Use from flydsl.runtime.device import get_rocm_arch, is_rdna_arch rather than hard-coding behavior when possible. Shared wave-size logic lives in kernels/kernels_common.py.

Kernel Entry Points

  • Paged attention decode: kernels/pa_decode_fp8.py; primary regression harness is tests/kernels/test_pa.py.
  • Flash/MLA attention: kernels/flash_attn_func.py, kernels/mla_fwd_decode.py, kernels/mla_fwd_decode_m16x8_fp8_fp8.py.
  • GEMM: kernels/preshuffle_gemm.py, kernels/preshuffle_gemm_v2.py, kernels/blockscale_preshuffle_gemm.py, kernels/hgemm_splitk.py.
  • gfx1250 GEMM/MoE: kernels/gemm_common_gfx1250.py, kernels/gemm_fp8fp4_gfx1250.py, kernels/wmma_gemm_gfx1250.py, kernels/moe_gemm_2stage_*_gfx1250.py.
  • MoE: kernels/moe_gemm_2stage.py, kernels/moe_blockscale_2stage.py, kernels/mixed_moe_gemm_2stage.py.
  • Elementwise / reductions / communication: kernels/layernorm_kernel.py, kernels/rmsnorm_kernel.py, kernels/softmax_kernel.py, kernels/fused_rope_cache_kernel.py, kernels/custom_all_reduce.py.

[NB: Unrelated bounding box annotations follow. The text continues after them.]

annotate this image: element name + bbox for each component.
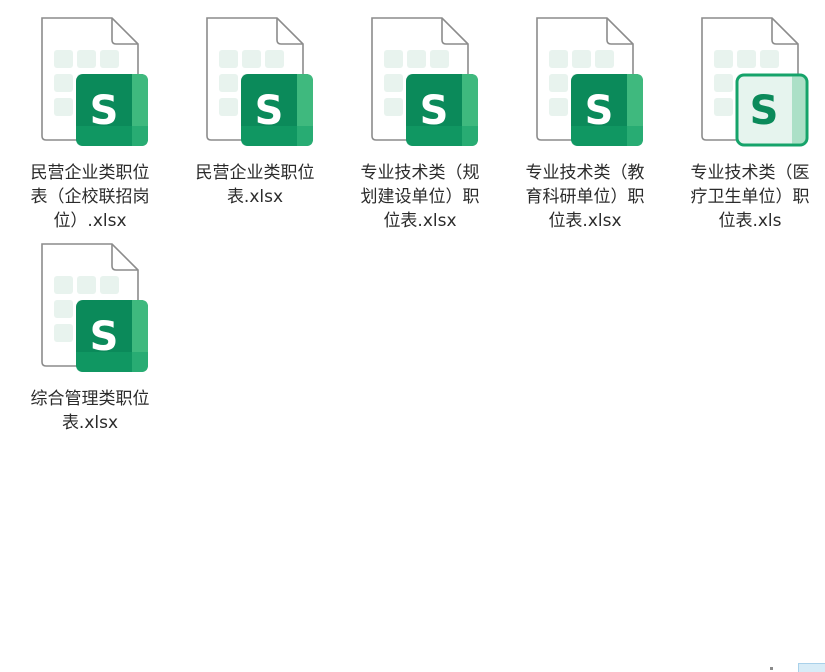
cell-tint <box>737 50 756 68</box>
badge-letter: S <box>255 88 284 134</box>
file-name-label: 专业技术类（医疗卫生单位）职位表.xls <box>690 163 810 231</box>
wps-spreadsheet-icon: S <box>206 17 313 146</box>
scrollbar-corner[interactable] <box>798 663 825 672</box>
cell-tint <box>100 276 119 294</box>
cell-tint <box>265 50 284 68</box>
file-grid: S 民营企业类职位表（企校联招岗位）.xlsx S 民营企业类职位表.xlsx … <box>0 0 825 672</box>
file-name-label: 专业技术类（规划建设单位）职位表.xlsx <box>360 163 480 231</box>
badge-stripe <box>792 76 806 144</box>
cell-tint <box>54 276 73 294</box>
badge: S <box>406 74 478 146</box>
cell-tint <box>549 74 568 92</box>
cell-tint <box>100 50 119 68</box>
wps-spreadsheet-icon: S <box>41 17 148 146</box>
cell-tint <box>549 98 568 116</box>
cell-tint <box>407 50 426 68</box>
file-item[interactable]: S 专业技术类（规划建设单位）职位表.xlsx <box>345 14 495 233</box>
wps-spreadsheet-icon: S <box>371 17 478 146</box>
badge-letter: S <box>420 88 449 134</box>
badge-letter: S <box>585 88 614 134</box>
cell-tint <box>54 50 73 68</box>
cell-tint <box>549 50 568 68</box>
file-name-label: 专业技术类（教育科研单位）职位表.xlsx <box>525 163 645 231</box>
cell-tint <box>54 300 73 318</box>
cell-tint <box>219 74 238 92</box>
cell-tint <box>572 50 591 68</box>
file-item[interactable]: S 专业技术类（医疗卫生单位）职位表.xls <box>675 14 825 233</box>
cell-tint <box>219 50 238 68</box>
wps-spreadsheet-icon: S <box>536 17 643 146</box>
cell-tint <box>760 50 779 68</box>
cell-tint <box>714 74 733 92</box>
badge: S <box>571 74 643 146</box>
cell-tint <box>384 98 403 116</box>
cell-tint <box>384 50 403 68</box>
cell-tint <box>384 74 403 92</box>
cell-tint <box>219 98 238 116</box>
file-name-label: 民营企业类职位表.xlsx <box>195 163 315 207</box>
file-item[interactable]: S 民营企业类职位表.xlsx <box>180 14 330 209</box>
badge-letter: S <box>90 88 119 134</box>
badge: S <box>76 74 148 146</box>
cell-tint <box>54 98 73 116</box>
file-name-label: 民营企业类职位表（企校联招岗位）.xlsx <box>30 163 150 231</box>
badge-letter: S <box>90 314 119 360</box>
cell-tint <box>595 50 614 68</box>
file-item[interactable]: S 专业技术类（教育科研单位）职位表.xlsx <box>510 14 660 233</box>
file-item[interactable]: S 综合管理类职位表.xlsx <box>15 240 165 435</box>
cell-tint <box>242 50 261 68</box>
cell-tint <box>77 276 96 294</box>
wps-spreadsheet-icon: S <box>701 17 809 147</box>
cell-tint <box>54 74 73 92</box>
badge: S <box>735 73 809 147</box>
cell-tint <box>714 98 733 116</box>
cell-tint <box>77 50 96 68</box>
cell-tint <box>430 50 449 68</box>
badge: S <box>241 74 313 146</box>
wps-spreadsheet-icon: S <box>41 243 148 372</box>
cell-tint <box>714 50 733 68</box>
file-item[interactable]: S 民营企业类职位表（企校联招岗位）.xlsx <box>15 14 165 233</box>
cell-tint <box>54 324 73 342</box>
file-name-label: 综合管理类职位表.xlsx <box>30 389 150 433</box>
badge-letter: S <box>750 88 779 134</box>
resize-grip <box>770 667 773 670</box>
badge: S <box>76 300 148 372</box>
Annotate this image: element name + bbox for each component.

Kernel Authoring Conventions

  • Prefer the layout API for new kernels: fx.rocdl.make_buffer_tensor() plus logical layout operations and fx.copy_atom_call. Raw buffer_ops.create_buffer_resource() / manual byte offsets are legacy.
  • Use @flyc.kernel for device kernels and @flyc.jit for launch wrappers; kernel modules are normally imported from kernels.*.
  • Use range_constexpr for compile-time unrolled Python loops. Use range(start, stop, step, init=[...]) for scf.for loops with loop-carried values.
  • Keep scf.for state explicit and compact. Clear SmemPtr._view_cache = None after exiting scf.for when shared-memory views are recreated, to avoid MLIR dominance issues.
  • Do not define a value only inside an if/else branch and use it after the branch. Hoist the value or return a single explicit merged value.
  • Nested helpers inside @flyc.kernel / @flyc.jit may read captured values, but should not mutate captured outer variables. Pass values explicitly and return updated state.
  • Avoid early return and branch-local return / yield in traced functions. Keep a single explicit exit path so MLIR result types stay well-defined.
  • Prefer arch-specific helper modules and constants over inline scattered gfx* conditionals.

Testing Notes

  • tests/kernels/*.py are generally l2_device + rocm_lower and require GPU execution.
  • tests/unit/* mixes backend-agnostic, compile-tier, and device-tier tests; check markers before broad edits.
  • tests/mlir/**/*.mlir are FileCheck tests run by scripts/run_tests.sh, not pytest.
  • tests/arch_compat.py is the source of truth for examples/tests that are RDNA-compatible versus CDNA-only.
  • For paged-attention changes, start with tests/kernels/test_pa.py; reference semantics live in reference_masked_attention(), torch_mha_extend(), and torch_mha_extend2().